Faced with rising costs, including a 22% jump in health care premiums coming in 2017, reductions in funding from the State of Ohio and the elimination of some taxes, the Swanton Village Council discussed several tax increase options to generate revenue at their meeting on Monday, December 12.
One way would be to raise the Village income tax rate from 1.25% to 1.50% which would put Swanton in line with Archbold, Delta, Fayette and Wauseon. Currently, Metamora with 1.00% is the only Fulton County municipality with a tax rate lower than Swanton’s. Compared to Lucas County, the Swanton rate is below all its municipalities and well below the 2.25% local tax rate charged by Holland, Oregon and Toledo.
Income tax is the largest source of revenue for the Village, generating approximately $1.3 million annually. However, cuts in state funding which took effect after Governor John Kasich in took office in 2011, saw a 45.8% drop in revenue from 2010 to 2013 or $58,678 less. The elimination of the estate tax in 2013 saw Swanton receive $89,931 less than in 2012.
If the Council chooses this option it would need voter approval by way of a levy on the ballet, most likely in May of 2017. The last time Swanton voters passed an income tax levy was in 1989. Three subsequent levies, each for a .50%, have been defeated since, twice in 2001 and once in 2005. The 2005 levy, which would have been used to fund the Police Department, failed by more than a two to one margin.
Another option to increase revenue discussed by the Council was the elimination of a tax credit given to Swanton residents who work in another municipality where they are taxed at a rate over 1.00%. These residents get a 50% tax credit on their Swanton tax obligation.
Basically, their rate drops to 0.625%. Eliminating this credit would only require the passage of an ordinance by the Council and would generate approximately $128,895. “Many municipalities throughout the State have been reducing tax credits due to the decrease in State funding,” stated Village Administrator Rosanna Hoelzle in her report.

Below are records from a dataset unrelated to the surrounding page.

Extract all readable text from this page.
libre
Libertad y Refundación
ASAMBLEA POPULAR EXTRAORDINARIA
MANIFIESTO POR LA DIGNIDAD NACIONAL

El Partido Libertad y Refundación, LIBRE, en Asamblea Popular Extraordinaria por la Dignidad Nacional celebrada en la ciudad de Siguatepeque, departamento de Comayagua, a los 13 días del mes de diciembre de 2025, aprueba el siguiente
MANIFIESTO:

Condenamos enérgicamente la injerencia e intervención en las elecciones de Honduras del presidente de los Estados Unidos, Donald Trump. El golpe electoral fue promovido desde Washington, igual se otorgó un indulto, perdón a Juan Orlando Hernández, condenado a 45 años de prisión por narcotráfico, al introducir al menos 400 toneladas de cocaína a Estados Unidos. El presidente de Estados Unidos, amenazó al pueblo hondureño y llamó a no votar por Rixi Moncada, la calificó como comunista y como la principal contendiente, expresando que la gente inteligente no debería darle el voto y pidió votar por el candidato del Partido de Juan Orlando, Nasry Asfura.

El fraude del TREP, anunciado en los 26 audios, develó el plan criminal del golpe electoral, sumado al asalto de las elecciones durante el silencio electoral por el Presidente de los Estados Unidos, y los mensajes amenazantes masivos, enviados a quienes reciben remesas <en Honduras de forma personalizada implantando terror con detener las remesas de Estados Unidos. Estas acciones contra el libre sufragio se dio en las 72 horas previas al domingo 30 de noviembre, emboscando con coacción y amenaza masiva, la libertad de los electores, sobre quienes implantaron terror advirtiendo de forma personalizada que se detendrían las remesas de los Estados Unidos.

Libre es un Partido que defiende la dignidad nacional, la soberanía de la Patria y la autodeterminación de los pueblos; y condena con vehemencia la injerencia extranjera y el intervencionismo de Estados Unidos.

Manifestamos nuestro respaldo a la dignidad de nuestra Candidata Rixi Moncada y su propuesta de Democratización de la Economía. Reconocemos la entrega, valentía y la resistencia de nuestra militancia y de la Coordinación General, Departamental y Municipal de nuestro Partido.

A third option, also requiring the passage of a levy, would involve the increase of millage on an existing operating fund or adding another operating fund with a pre-determined millage. Revenue from this category would come from property taxes. The average Swanton household currently pays about $70 per year in property taxes to the Village. Any increase in taxes would not go into effect until 2018.
New business issues saw the approval of ordinances for the renewal of Fire Service Contracts with Fulton Township and Swancreek Township. Another ordinance covered the Solicitor Contract with Alan Lehenbauer of The McQuades Co., L.P.A.
A request to change the zoning of a parcel on Airport Highway from Central Business to One Family Residential was denied by the Planning Commission with a 4-0 vote. The Commission stated that “Airport Highway is intended to attract commercial development and therefore this property and all adjacent property should be zoned B3 (commercial).”
The next Council meeting will be held after the end of the year.